Pistas sin drenaje, corredores con caras medio desencajadas que salen de los vehículos y son protegidos con enormes paraguas, bólidos enfundados en telas impermeables, como avispas, los mecánicos, se tiran a las ruedas, que envuelven en fundas térmicas al modo de un delicado enfermo que no puede enfriarse, e imágenes desde el helicóptero con los accesos al circuito colapsados porque tampoco hay aparcamientos suficientes. Supongo que saben de qué hablo si el domingo, a eso de las ocho de las mañana, seguían en La Sexta la carrera de Fórmula 1 desde el desastre de Corea del Sur, que sin tener lista la casa la inauguró. Con la primera tromba, la carrera se paralizó. Era imposible correr por unas pistas que al no poder absorber el aguacero se convirtieron en paredones de niebla cernida.

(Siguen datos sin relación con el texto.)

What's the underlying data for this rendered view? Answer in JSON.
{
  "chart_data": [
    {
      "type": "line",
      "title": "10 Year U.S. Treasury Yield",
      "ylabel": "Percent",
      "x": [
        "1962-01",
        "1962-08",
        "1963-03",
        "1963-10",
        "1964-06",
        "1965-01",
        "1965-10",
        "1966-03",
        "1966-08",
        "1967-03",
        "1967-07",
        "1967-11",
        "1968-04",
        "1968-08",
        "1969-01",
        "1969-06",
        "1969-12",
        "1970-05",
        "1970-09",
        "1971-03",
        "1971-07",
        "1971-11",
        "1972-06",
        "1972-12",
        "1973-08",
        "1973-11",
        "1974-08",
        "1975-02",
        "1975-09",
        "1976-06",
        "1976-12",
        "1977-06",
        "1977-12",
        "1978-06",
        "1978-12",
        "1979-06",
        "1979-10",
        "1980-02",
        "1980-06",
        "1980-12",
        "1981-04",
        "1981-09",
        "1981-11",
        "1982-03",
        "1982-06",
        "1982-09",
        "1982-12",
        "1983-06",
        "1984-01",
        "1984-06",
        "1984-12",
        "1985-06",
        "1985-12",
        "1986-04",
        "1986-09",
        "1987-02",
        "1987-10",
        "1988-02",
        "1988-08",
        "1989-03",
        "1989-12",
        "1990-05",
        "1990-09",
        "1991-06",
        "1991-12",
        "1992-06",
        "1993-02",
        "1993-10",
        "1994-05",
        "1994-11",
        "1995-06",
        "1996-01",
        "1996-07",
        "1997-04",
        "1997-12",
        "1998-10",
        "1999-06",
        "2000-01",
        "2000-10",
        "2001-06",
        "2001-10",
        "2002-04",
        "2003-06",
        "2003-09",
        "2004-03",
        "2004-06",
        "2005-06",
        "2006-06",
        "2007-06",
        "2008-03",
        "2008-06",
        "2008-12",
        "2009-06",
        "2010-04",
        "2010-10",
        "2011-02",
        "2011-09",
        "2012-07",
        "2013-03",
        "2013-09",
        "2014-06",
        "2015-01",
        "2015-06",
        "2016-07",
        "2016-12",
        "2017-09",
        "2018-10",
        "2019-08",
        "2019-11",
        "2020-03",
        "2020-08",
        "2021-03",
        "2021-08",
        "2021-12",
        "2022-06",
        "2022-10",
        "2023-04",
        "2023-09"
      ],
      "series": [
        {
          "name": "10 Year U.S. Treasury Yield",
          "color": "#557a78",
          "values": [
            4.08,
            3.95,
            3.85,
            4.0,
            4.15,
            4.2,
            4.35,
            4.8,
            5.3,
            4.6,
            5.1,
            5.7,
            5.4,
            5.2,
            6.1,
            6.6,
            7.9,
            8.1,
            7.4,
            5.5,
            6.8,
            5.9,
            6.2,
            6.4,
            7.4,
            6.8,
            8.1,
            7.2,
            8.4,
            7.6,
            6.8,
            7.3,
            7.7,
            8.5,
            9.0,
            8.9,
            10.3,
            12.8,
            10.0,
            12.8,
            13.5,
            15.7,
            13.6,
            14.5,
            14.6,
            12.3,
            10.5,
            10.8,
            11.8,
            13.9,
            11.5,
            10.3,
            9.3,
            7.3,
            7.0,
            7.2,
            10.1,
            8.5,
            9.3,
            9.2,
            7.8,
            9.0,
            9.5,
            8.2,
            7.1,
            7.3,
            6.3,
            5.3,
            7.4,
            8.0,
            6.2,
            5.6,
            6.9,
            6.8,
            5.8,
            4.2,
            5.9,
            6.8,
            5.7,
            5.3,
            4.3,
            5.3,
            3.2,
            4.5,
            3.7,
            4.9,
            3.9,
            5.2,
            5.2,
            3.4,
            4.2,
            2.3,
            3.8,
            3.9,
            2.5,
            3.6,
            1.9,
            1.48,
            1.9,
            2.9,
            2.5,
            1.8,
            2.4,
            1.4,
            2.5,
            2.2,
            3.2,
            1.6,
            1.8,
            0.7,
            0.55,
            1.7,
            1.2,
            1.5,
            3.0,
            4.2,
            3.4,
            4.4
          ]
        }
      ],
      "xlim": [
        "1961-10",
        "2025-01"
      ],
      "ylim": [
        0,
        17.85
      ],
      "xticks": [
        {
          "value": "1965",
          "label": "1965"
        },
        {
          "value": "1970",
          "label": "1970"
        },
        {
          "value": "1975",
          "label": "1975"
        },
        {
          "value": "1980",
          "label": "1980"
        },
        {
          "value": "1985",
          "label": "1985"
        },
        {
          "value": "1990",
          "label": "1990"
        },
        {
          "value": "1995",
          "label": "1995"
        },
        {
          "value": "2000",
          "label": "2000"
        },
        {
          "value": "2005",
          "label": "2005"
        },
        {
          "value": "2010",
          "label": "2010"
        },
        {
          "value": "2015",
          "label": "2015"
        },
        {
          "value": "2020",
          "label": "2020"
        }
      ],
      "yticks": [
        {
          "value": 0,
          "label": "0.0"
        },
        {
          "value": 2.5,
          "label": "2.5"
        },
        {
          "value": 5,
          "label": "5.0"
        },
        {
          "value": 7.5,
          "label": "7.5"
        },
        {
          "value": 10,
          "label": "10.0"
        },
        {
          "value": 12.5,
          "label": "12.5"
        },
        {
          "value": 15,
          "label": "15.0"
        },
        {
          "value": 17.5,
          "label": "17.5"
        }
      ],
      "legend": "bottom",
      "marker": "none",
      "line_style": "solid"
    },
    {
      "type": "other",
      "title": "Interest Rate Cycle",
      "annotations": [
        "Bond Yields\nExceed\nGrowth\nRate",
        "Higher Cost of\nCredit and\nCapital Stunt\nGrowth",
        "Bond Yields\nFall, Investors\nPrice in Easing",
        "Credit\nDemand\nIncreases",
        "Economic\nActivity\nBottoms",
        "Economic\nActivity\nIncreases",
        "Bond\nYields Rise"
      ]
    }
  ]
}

Para mí, ese fue el espectáculo. Vi lo que nunca antes había visto. El realizador tuvo que marear el tiempo pinchando planos novedosos, justo lo que a mí me retuvo ante la pantalla, como me pasa con otros deportes televisados, que sólo los sigo cuando ocurre una excepción. Me dio tiempo a ver el gesto serio, concentrado, de Fernando Alonso, la niña coreana comiendo patatas fritas, la pareja bajo el paraguas dormitando, el inmenso panel de monitores con imágenes de cada rincón del circuito, el plano de Lewis Hamilton mirando al frente como si la cámara no lo espiara a un palmo de sus ojos, los corrillos de mecánicos esperando la señal del reinicio de la carrera. Justo cuando yo dejé de atender lo que sucedía. Ganó el nuestro, pero de eso me enteré más tarde, cuando a las dos se repitió la pugna ante casi tres millones de personas. Supongo que todos llevamos dentro un espectador morboso. Lo raro es que hasta la F1 nos vale.